In 2008, youth turnout was the highest since 1972, and in that year, President Obama won both Indiana (the first Democrat to do so since 1964) and North Carolina, but he only carried the eighteen-to-twenty-nine age demographic in each. For the record, the only age cohort Biden carried in his Arizona win was also voters under thirty. But it’s a lesson that keeps being forgotten, as party leaders and electeds overreact to Republican name-calling.

Republicans are always going to attack. That’s the nature of politics. The panic over “defund the police” and “socialism” among centrists is really no different than when so many Democrats retreated from a fair estate tax because Republicans yelled “death tax.” Political contests are called campaigns for a reason. Like a military campaign, your enemy gets to shoot back. That’s not cause to cower in your foxhole. It’s cause to deliver more intense and overwhelming fire in response.

In politics, effective return fire is not touting résumés and projecting competence. It’s bold and broadly popular substantive policies that address the systemic inequities of all kinds in our society.

Democrats should be mindful that the referendum to raise the minimum wage got 61 percent of the vote in Florida, while Democrats were going down in defeat.

If turning out anti-Trump Republicans as a short-term strategy was effective in winning the White House — and that is a big if — it was certainly worth it.
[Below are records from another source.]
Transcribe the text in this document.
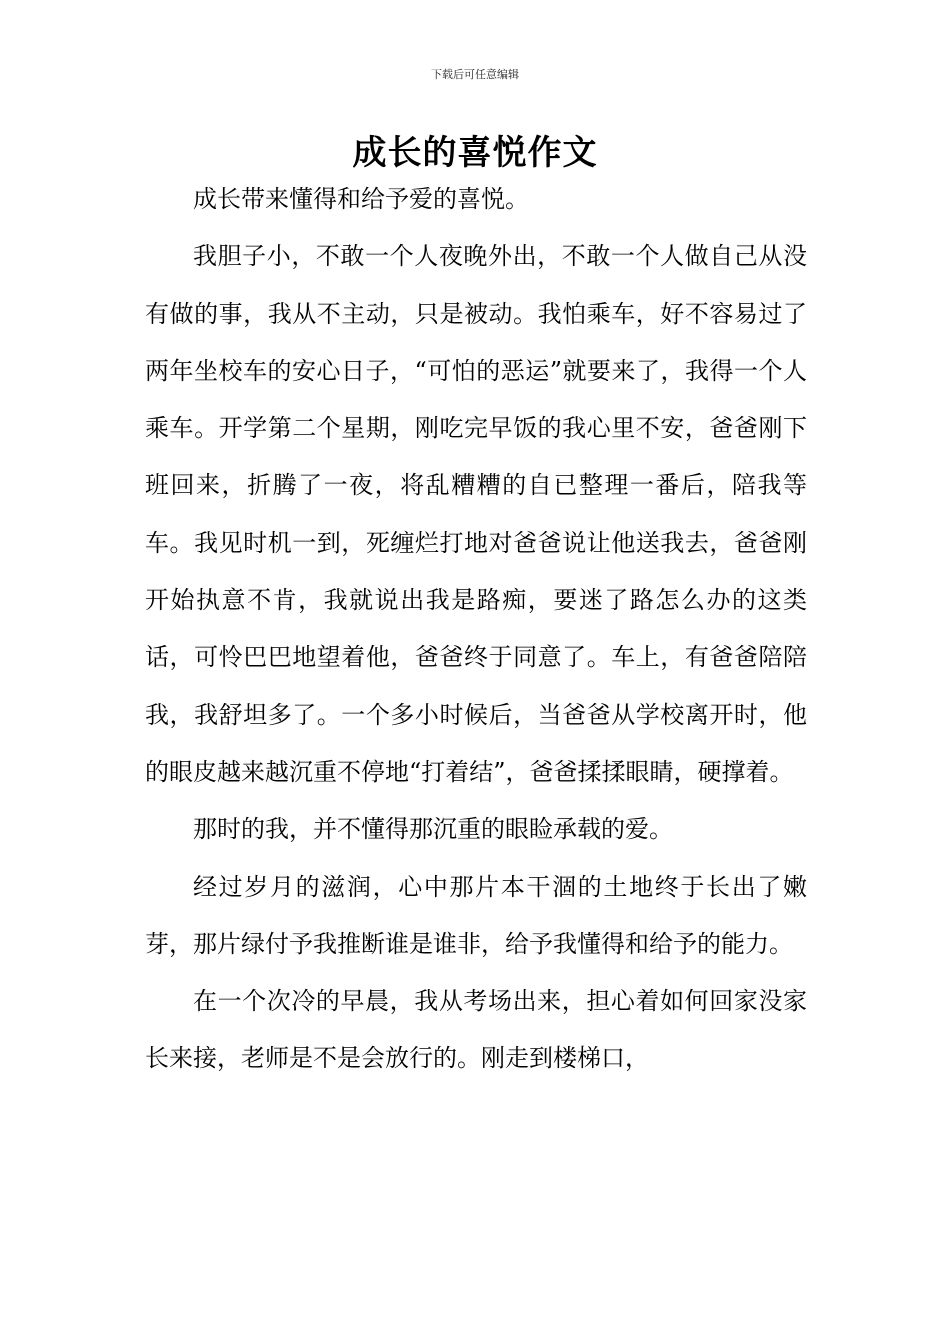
下载后可任意编辑
成长的喜悦作文

成长带来懂得和给予爱的喜悦。

我胆子小，不敢一个人夜晚外出，不敢一个人做自己从没有做的事，我从不主动，只是被动。我怕乘车，好不容易过了两年坐校车的安心日子，“可怕的恶运”就要来了，我得一个人乘车。开学第二个星期，刚吃完早饭的我心里不安，爸爸刚下班回来，折腾了一夜，将乱糟糟的自已整理一番后，陪我等车。我见时机一到，死缠烂打地对爸爸说让他送我去，爸爸刚开始执意不肯，我就说出我是路痴，要迷了路怎么办的这类话，可怜巴巴地望着他，爸爸终于同意了。车上，有爸爸陪陪我，我舒坦多了。一个多小时候后，当爸爸从学校离开时，他的眼皮越来越沉重不停地“打着结”，爸爸揉揉眼睛，硬撑着。

那时的我，并不懂得那沉重的眼睑承载的爱。

经过岁月的滋润，心中那片本干涸的土地终于长出了嫩芽，那片绿付予我推断谁是谁非，给予我懂得和给予的能力。

在一个次冷的早晨，我从考场出来，担心着如何回家没家长来接，老师是不是会放行的。刚走到楼梯口，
After all, one would be hard-pressed to find a Democrat who would trade control of the Senate for a Trump-controlled White House.

The point moving forward, however, is simple: as attention focuses on Georgia and inevitably turns to the 2022 midterms, attempting to rely on anti-Trump Republicans with Trump out of office is a loser, especially in downballot races.

Anti-Trump Republicans without Trump are, well, just Republicans. But young voters will still be there, waiting to be inspired with bold policies that will ensure broad-based prosperity, opportunity, and inclusion. So will blue-collar voters, including the black and Latino men that Democrats lost ground with this cycle.

If hand-wringing centrists win the day, Democrats can expect losses in Georgia and a tough cycle in 2022. If Democrats learn the real lessons of 2020, we can build the type of electoral coalition that has shown its unique power in turning red states blue.

In case the point is lost on anyone, if Democrats want to win in Georgia and the midterms, they must appeal to the most progressive part of our party: young people, not Republicans.